I retraced my steps down the silent side street between the temples and took the road into town. This was busier. Keeping to the shade on the left-hand side as it climbed slightly away from the shore, I passed or was passed by various laden mules and cheerful children pushing mountainously piled handcarts. Lockup shops and modest dwellings lined the streets, which were laid out in a neat enough grid. Activity was increasing the farther I walked. Eventually I came to the theater, and near it the market area where at last the hum was all I had expected in one of the great cities of the Emporia.
The main provisions market boasted two elegant pavilions, one round and drum-shaped with arches, one octagonal with a Corinthian colonnade-possibly built by different benefactors who had independent views on effect. On a long-winded inscription, however, a certain Tapepius Rufus claimed responsibility for the whole edifice; maybe he had quarreled with his architect halfway.
Beneath the kiosks' shade every kind of sale was being conducted on flat-topped stone tables, with the emphasis on domestic trade. Peas, lentils, and other pulses were piled in dry heaps; figs and dates were set out on fruit stalls; both raw almonds and cakes made from almonds and honey were temptingly available. There were fish. There were cereals. It was the wrong time of year for grapes, but I saw vine leaves, both ready-stuffed or strung together in brine to take home and stuff as you chose. Butchers, advertising with crude pictures of cows, pigs, camels, and goats, were honing their knives on a lion-footed bench in the weights and measures corner, while the weights and measures inspectors craned their necks over a hot game of draughts scratched on the ground.

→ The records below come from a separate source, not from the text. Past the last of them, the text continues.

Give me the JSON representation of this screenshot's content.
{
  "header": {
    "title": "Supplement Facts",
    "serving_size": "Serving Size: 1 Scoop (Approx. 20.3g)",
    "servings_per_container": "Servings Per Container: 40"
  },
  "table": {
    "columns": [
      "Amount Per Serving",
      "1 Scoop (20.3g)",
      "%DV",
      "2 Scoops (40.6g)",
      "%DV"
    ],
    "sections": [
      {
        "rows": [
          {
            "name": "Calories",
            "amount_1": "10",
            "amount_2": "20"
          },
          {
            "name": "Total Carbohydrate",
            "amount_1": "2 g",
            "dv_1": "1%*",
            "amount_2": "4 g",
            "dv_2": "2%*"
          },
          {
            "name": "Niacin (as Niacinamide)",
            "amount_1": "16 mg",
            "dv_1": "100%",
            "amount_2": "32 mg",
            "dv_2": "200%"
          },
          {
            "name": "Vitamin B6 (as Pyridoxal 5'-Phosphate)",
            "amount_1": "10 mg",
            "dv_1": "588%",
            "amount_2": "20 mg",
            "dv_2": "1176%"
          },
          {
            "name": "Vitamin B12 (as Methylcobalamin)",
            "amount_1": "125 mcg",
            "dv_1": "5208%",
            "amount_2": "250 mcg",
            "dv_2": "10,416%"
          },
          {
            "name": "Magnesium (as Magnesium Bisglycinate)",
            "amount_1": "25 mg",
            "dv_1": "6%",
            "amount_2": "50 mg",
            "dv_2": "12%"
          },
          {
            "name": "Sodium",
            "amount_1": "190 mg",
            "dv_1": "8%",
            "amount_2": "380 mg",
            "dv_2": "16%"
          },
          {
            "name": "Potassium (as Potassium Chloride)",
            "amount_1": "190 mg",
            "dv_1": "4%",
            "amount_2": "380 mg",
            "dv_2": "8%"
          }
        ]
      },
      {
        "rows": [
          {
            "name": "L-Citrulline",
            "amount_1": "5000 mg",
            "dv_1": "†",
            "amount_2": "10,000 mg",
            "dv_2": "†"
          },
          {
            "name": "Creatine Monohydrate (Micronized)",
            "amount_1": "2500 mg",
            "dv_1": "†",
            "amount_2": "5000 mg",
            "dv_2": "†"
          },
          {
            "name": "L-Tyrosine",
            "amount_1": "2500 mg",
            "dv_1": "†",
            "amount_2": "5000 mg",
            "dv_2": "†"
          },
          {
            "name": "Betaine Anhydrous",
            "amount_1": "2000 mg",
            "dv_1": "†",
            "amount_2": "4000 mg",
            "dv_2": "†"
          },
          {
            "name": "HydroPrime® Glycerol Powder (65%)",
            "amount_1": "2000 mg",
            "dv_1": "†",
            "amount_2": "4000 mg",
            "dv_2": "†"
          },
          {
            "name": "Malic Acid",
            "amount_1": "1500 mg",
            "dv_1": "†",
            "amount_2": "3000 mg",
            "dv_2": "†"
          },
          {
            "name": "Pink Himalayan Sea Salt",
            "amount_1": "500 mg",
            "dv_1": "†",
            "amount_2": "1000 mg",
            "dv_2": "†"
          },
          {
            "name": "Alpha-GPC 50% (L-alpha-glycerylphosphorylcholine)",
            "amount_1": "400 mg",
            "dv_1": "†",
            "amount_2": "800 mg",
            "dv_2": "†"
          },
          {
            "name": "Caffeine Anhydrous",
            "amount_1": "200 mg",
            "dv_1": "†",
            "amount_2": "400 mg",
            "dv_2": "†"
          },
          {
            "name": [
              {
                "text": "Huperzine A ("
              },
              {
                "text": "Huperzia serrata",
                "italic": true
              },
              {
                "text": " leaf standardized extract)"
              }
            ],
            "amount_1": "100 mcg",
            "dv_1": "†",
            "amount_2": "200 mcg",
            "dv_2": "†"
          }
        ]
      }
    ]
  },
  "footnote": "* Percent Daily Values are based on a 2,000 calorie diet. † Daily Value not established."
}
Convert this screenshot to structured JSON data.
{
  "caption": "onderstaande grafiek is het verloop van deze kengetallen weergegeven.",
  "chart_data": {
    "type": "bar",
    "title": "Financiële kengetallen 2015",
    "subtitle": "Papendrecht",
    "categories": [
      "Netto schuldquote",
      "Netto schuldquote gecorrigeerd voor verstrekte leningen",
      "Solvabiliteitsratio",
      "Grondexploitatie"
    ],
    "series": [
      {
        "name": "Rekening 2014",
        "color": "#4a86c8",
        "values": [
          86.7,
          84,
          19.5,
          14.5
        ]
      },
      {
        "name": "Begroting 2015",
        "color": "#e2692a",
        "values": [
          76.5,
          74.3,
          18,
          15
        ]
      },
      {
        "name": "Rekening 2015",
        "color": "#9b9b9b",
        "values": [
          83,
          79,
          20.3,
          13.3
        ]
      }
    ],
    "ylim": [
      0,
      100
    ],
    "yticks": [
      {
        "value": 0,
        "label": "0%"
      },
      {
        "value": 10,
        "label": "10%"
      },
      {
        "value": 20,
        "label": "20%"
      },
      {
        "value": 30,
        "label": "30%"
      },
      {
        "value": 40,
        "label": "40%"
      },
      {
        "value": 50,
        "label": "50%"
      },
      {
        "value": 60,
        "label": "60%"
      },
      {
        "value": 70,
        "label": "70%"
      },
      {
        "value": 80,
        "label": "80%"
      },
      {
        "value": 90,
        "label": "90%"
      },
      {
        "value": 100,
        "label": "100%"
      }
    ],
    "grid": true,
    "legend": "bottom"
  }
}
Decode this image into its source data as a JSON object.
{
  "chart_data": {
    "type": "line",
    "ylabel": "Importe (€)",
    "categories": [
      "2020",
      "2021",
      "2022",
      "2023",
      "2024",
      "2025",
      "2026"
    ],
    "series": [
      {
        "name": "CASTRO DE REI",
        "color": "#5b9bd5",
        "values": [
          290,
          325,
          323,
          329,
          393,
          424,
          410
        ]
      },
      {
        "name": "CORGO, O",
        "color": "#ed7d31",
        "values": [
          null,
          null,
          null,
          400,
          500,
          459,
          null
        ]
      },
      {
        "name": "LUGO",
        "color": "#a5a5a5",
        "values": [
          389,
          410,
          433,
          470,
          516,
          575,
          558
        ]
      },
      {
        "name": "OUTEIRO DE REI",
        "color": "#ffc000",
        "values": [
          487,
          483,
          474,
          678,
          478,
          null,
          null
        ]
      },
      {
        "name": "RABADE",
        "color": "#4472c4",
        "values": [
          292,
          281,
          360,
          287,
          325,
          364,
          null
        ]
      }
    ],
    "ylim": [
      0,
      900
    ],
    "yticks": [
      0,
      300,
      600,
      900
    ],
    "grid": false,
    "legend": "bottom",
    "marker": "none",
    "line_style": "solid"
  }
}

Two streets away another Lepcis millionaire had built another commercial enclosure, this one with a dedication to Venus of Chalcis, where it looked as if large export contracts were being organized by evil, toothless, leather-skinned old negotiators who had no time to eat and no inclination to shave. No doubt this was the exchange for big business: olive oil, fish sauce, mass-market pottery and wild beasts, plus the exotics that came in from the nomads: heavy baulks of ivory, negro slaves, gemstones, and strange wild birds and animals. I found a banker who would honor my letter of introduction. Immediately I had funds on my person, a tout tried to sell me an elephant.
Seeing a lone male of foreign origin, persons enquired very helpfully whether I had need of a brothel. I smiled and refused. Some then went so far as to recommend their own sisters as clean, willing, and available.
I returned to the main market. There I found a pillar with some free doodling space and scratched up:
ROMANUS: SEE FALCO AT THE HOUSE OF RUTILIUS
If you sound as if you know people, sometimes they believe it is true. Besides, by now I had a disconcerting feeling that Romanus must indeed be an old acquaintance. If so, it was bad news.
I went to a bathhouse to test the local atmosphere. I got myself shaved, just as badly as anywhere else in the Empire. The theater was another Tapepius Rufus bequest, elegant in style and positioned with stunning views over the sea. I looked at the program: not much happening there. No point, since the big draw in Lepcis was the coming end-of-harvest Games in the arena outside town. Those were advertising that ever popular program, "to be announced," though I noticed they were to be presided over by my host, the visiting Roman dignitary, Rutilius Gallicus. I wondered if anyone had told him about that yet.